Michael Kern, Disney VP of Special Events Production and Technical Services, explained that both projectors operate in tandem to make Dolby Vision possible.
Lasers are beamed through the floor from the basement via fiber piping, capable of delivering up to 31-foot-lamberts. “While Christie has other 4K laser projectors,” notes Waniata, “the image doesn’t become ‘Dolby Vision’ until it’s processed by Dolby’s proprietary technology.”
“That technology includes advanced 4K imaging and the integration of HDR (High Dynamic Range) data, which exposes unparalleled brightness levels contrasting with deep, rich blacks to create an image more in-line with what we see in the natural world. HDR allows for extreme blackouts between scenes, and brings incredible vibrance and realism to moments like a scene in which Clooney’s face is shot right next to a blast of direct sunlight.”
Dolby Vision uses a white screen, rather than the traditional silver, providing a neutral palette that enables a wider range of colors than what is typically offered by standard theaters.
Waniata provides a breakdown of the specific speakers and their strategic positioning behind the screen, on rails along the ceiling, and in the balconies and orchestra section. He cites 76 in total (the El Capitan site references a “completely immersive Dolby Atmos sound system featuring over 100 speakers”). However, newer theater configurations will max out at about 128 speakers.

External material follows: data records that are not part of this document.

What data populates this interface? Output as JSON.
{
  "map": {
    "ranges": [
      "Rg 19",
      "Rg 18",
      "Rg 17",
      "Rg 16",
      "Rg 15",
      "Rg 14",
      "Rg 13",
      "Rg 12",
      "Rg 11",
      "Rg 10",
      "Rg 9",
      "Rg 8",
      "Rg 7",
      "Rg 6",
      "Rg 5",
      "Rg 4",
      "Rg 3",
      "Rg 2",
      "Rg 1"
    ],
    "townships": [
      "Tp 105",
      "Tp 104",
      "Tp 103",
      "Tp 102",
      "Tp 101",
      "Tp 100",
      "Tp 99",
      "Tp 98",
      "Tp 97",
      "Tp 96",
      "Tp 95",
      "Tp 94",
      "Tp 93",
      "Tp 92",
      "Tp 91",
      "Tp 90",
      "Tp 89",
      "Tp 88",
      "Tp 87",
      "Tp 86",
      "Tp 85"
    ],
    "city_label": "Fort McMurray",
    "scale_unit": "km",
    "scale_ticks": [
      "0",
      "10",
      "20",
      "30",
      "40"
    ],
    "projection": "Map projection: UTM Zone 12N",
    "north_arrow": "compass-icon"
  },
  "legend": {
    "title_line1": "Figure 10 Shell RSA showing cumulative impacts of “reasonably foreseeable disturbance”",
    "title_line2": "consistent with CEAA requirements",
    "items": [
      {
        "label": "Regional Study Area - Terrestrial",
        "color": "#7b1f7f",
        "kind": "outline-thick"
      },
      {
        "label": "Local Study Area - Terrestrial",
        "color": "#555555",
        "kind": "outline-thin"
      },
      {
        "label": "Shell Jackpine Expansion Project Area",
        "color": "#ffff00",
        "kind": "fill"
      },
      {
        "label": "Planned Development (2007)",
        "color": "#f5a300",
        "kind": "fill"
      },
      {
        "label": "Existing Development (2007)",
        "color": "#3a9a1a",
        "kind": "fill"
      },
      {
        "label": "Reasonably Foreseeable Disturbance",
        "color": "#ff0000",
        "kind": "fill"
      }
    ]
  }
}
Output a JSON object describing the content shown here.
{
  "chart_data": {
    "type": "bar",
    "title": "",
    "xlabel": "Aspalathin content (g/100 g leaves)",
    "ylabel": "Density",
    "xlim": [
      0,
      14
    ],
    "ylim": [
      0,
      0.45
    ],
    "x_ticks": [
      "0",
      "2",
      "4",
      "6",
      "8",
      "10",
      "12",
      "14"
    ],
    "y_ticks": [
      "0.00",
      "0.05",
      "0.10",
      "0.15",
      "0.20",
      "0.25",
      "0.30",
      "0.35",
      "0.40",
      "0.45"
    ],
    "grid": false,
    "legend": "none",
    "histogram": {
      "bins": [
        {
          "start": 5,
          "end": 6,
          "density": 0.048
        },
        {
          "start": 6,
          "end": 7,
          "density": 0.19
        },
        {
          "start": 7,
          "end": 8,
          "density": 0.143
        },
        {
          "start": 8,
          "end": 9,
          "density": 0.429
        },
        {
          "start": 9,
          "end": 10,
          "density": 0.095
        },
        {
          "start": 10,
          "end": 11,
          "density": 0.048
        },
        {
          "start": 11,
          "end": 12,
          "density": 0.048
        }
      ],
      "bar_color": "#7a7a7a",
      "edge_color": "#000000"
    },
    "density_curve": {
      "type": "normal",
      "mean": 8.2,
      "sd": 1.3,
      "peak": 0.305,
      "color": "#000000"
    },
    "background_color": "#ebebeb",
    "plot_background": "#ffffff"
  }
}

While the El Capitan does not specifically meet Dolby’s mandate for “Dolby Cinema” classification (due to missing design elements such as luxury seats and a video wall), Waniata describes Dolby Vision and Atmos together under one roof of the charming, historic structure as “something truly unique in the world of cinema.”
The only Dolby Cinemas currently in operation in the U.S. are located in Kansas City, Houston and Alpharetta, Georgia. The company’s partnership with AMC is expected to launch additional theaters soon in California, Illinois, Kansas, New York and Texas — eventually reaching up to 100 theaters by 2024.